On prices: tariffs contributed an estimated 0.8 percentage points to CPI inflation during 2025. Manufacturing output fell 3.2%. The promised investment surge did not materialize in the data. For housing specifically, the tariff regime generated real government revenue — and it extracted that revenue directly from the residential construction sector, reducing supply at the margin and raising the cost floor for every American family trying to buy a new home.
The Free-Market Prescription: Zero Tariffs on Construction Inputs
The bipartisan Housing Tariff Exclusion Act represents a pragmatic recognition that building materials should be carved out of the tariff regime. It is better than nothing. But the comprehensive free-market case goes further: tariffs on construction inputs should be zero.

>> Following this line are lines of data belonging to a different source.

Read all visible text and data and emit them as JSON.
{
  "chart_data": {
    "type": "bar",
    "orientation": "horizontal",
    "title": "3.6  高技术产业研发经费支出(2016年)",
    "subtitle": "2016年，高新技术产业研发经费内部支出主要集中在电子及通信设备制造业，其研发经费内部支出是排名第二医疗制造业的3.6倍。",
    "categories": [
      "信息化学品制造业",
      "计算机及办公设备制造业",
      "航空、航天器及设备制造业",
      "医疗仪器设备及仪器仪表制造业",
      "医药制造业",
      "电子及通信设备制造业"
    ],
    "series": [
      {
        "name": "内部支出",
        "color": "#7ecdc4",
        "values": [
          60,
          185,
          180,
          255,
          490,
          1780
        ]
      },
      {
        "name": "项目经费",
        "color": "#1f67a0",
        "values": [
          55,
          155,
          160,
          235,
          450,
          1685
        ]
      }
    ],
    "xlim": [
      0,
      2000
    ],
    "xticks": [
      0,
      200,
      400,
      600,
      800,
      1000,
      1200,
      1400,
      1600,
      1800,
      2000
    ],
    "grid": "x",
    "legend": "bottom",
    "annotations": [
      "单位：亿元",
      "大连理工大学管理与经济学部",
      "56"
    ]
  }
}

Every imported construction material — lumber from Canada, steel from Mexico, drywall, windows, hardware from any willing global supplier — represents a reduction in the cost floor facing homebuilders. Every percentage point of tariff protection on those materials is a percentage point increase in the cost of shelter for the American buyer. The domestic sawmill and steel industry's protected margins should not come at the cost of 100 million renters' and would-be homeowners' housing affordability.
Friedrich Hayek's argument about price signals is directly applicable. The housing market is communicating clearly: there is a shortfall of approximately 1.2 million units, according to NAHB estimates. The appropriate response is a construction surge. The government has made each unit of that surge more expensive to execute by taxing the inputs. The supply response that the market demands is suppressed by the cost structure that policy has created.

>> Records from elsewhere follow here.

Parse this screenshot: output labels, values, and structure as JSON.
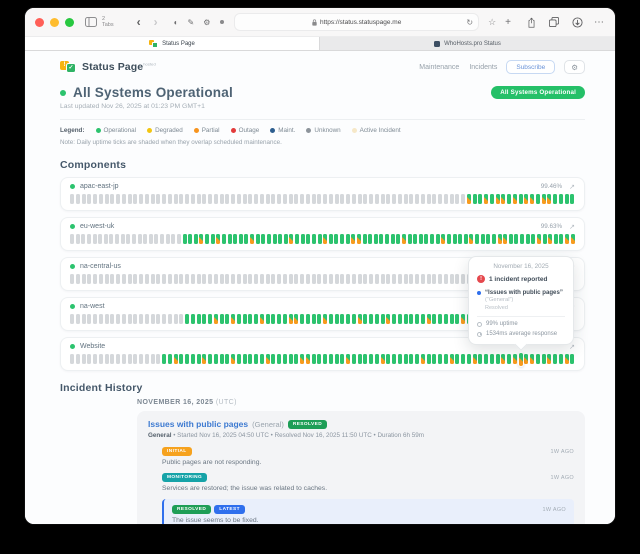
{
  "browser": {
    "tabs_label": "2 Tabs",
    "url": "https://status.statuspage.me",
    "tabs": [
      {
        "label": "Status Page"
      },
      {
        "label": "WhoHosts.pro Status"
      }
    ]
  },
  "header": {
    "brand": "Status Page",
    "brand_tag": "hosted",
    "nav": [
      "Maintenance",
      "Incidents"
    ],
    "subscribe": "Subscribe",
    "gear": "⚙",
    "status_pill": "All Systems Operational"
  },
  "status": {
    "title": "All Systems Operational",
    "last_updated": "Last updated Nov 26, 2025 at 01:23 PM GMT+1"
  },
  "legend": {
    "label": "Legend:",
    "note": "Note: Daily uptime ticks are shaded when they overlap scheduled maintenance.",
    "items": [
      {
        "label": "Operational",
        "color": "#2cc36e"
      },
      {
        "label": "Degraded",
        "color": "#f2c511"
      },
      {
        "label": "Partial",
        "color": "#f7941e"
      },
      {
        "label": "Outage",
        "color": "#e23b3b"
      },
      {
        "label": "Maint.",
        "color": "#2d5e8f"
      },
      {
        "label": "Unknown",
        "color": "#8d949b"
      },
      {
        "label": "Active Incident",
        "color": "#f6e8c8"
      }
    ]
  },
  "components": {
    "heading": "Components",
    "rows": [
      {
        "name": "apac-east-jp",
        "uptime": "99.46%",
        "ticks": "uuuuuuuuuuuuuuuuuuuuuuuuuuuuuuuuuuuuuuuuuuuuuuuuuuuuuuuuuuuuuuuuuuuuumggmgmmgmgmmgmmgggg"
      },
      {
        "name": "eu-west-uk",
        "uptime": "99.63%",
        "ticks": "uuuuuuuuuuuuuuuuuuuugggmggmgggggmggggggmgggggmggggmmgggggggmggggggmggggmggggmmgggggmgmggmm"
      },
      {
        "name": "na-central-us",
        "uptime": "",
        "ticks": "uuuuuuuuuuuuuuuuuuuuuuuuuuuuuuuuuuuuuuuuuuuuuuuuuuuuuuuuuuuuuuuuuuuuuuuuuuuuuuuuuugggggg"
      },
      {
        "name": "na-west",
        "uptime": "",
        "ticks": "uuuuuuuuuuuuuuuuuuuugggggmggmggggmggggmmggggmgggggmggggmggggggmgggggmggggggmggmmggggmggg"
      },
      {
        "name": "Website",
        "uptime": "",
        "ticks": "uuuuuuuuuuuuuuuuggmggggmggggmgggggmgggggmmggggggmgggggmggggggmggggmgggmggggmgmhmmggmggmg"
      }
    ]
  },
  "tooltip": {
    "date": "November 16, 2025",
    "incidents": "1 incident reported",
    "incident_title": "“Issues with public pages”",
    "incident_scope": "(“General”)",
    "incident_state": "Resolved",
    "uptime": "99% uptime",
    "response": "1534ms average response"
  },
  "incidents": {
    "heading": "Incident History",
    "date": "NOVEMBER 16, 2025",
    "tz": "(UTC)",
    "card": {
      "title": "Issues with public pages",
      "scope": "(General)",
      "badge": "RESOLVED",
      "meta_bold": "General",
      "meta_rest": " • Started Nov 16, 2025 04:50 UTC • Resolved Nov 16, 2025 11:50 UTC • Duration 6h 59m",
      "updates": [
        {
          "badges": [
            "INITIAL"
          ],
          "ago": "1W AGO",
          "text": "Public pages are not responding.",
          "dot": "#a6adb5",
          "highlight": false
        },
        {
          "badges": [
            "MONITORING"
          ],
          "ago": "1W AGO",
          "text": "Services are restored; the issue was related to caches.",
          "dot": "#16a3a8",
          "highlight": false
        },
        {
          "badges": [
            "RESOLVED",
            "LATEST"
          ],
          "ago": "1W AGO",
          "text": "The issue seems to be fixed.",
          "dot": "#1f9d5b",
          "highlight": true
        }
      ]
    }
  },
  "badge_colors": {
    "INITIAL": "#f6a21e",
    "MONITORING": "#16a3a8",
    "RESOLVED": "#1e9e57",
    "LATEST": "#2f6fed"
  }
}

Sowell's concentrated benefits/diffuse costs framework describes the political economy with precision. Domestic steel producers and sawmills are geographically concentrated, politically organized, and capable of sustained lobbying. The families who will rent for an extra three years because the new subdivision that would have been built was not — because the pro forma didn't pencil at post-tariff lumber prices — are diffuse, unorganized, and unaware of the specific policy that delayed their homeownership. The political economy favors the protection. The economics do not.
One Year On: The Arithmetic of Policy
The anniversary of Liberation Day is an appropriate moment for a clear-eyed accounting. On housing, the promises have not been kept, and free-market theory explains exactly why they could not have been. When you tax construction materials, you get less construction. When you reduce construction, you reduce supply. When you reduce supply against persistent demand, you get higher prices. The family who couldn't qualify was not failed by the market — they were failed by the policy.
A 1.2 million unit housing shortfall is not solved by making each unit more expensive to build. The solution is not more targeted exemptions, more exclusion processes, or more legislative carve-outs — though each of those would be an improvement. The solution is the recognition that trade barriers on construction materials are, in effect, tariffs on shelter. Twelve months of data confirm what economic theory has always predicted. The question now is whether the policy responds to the evidence.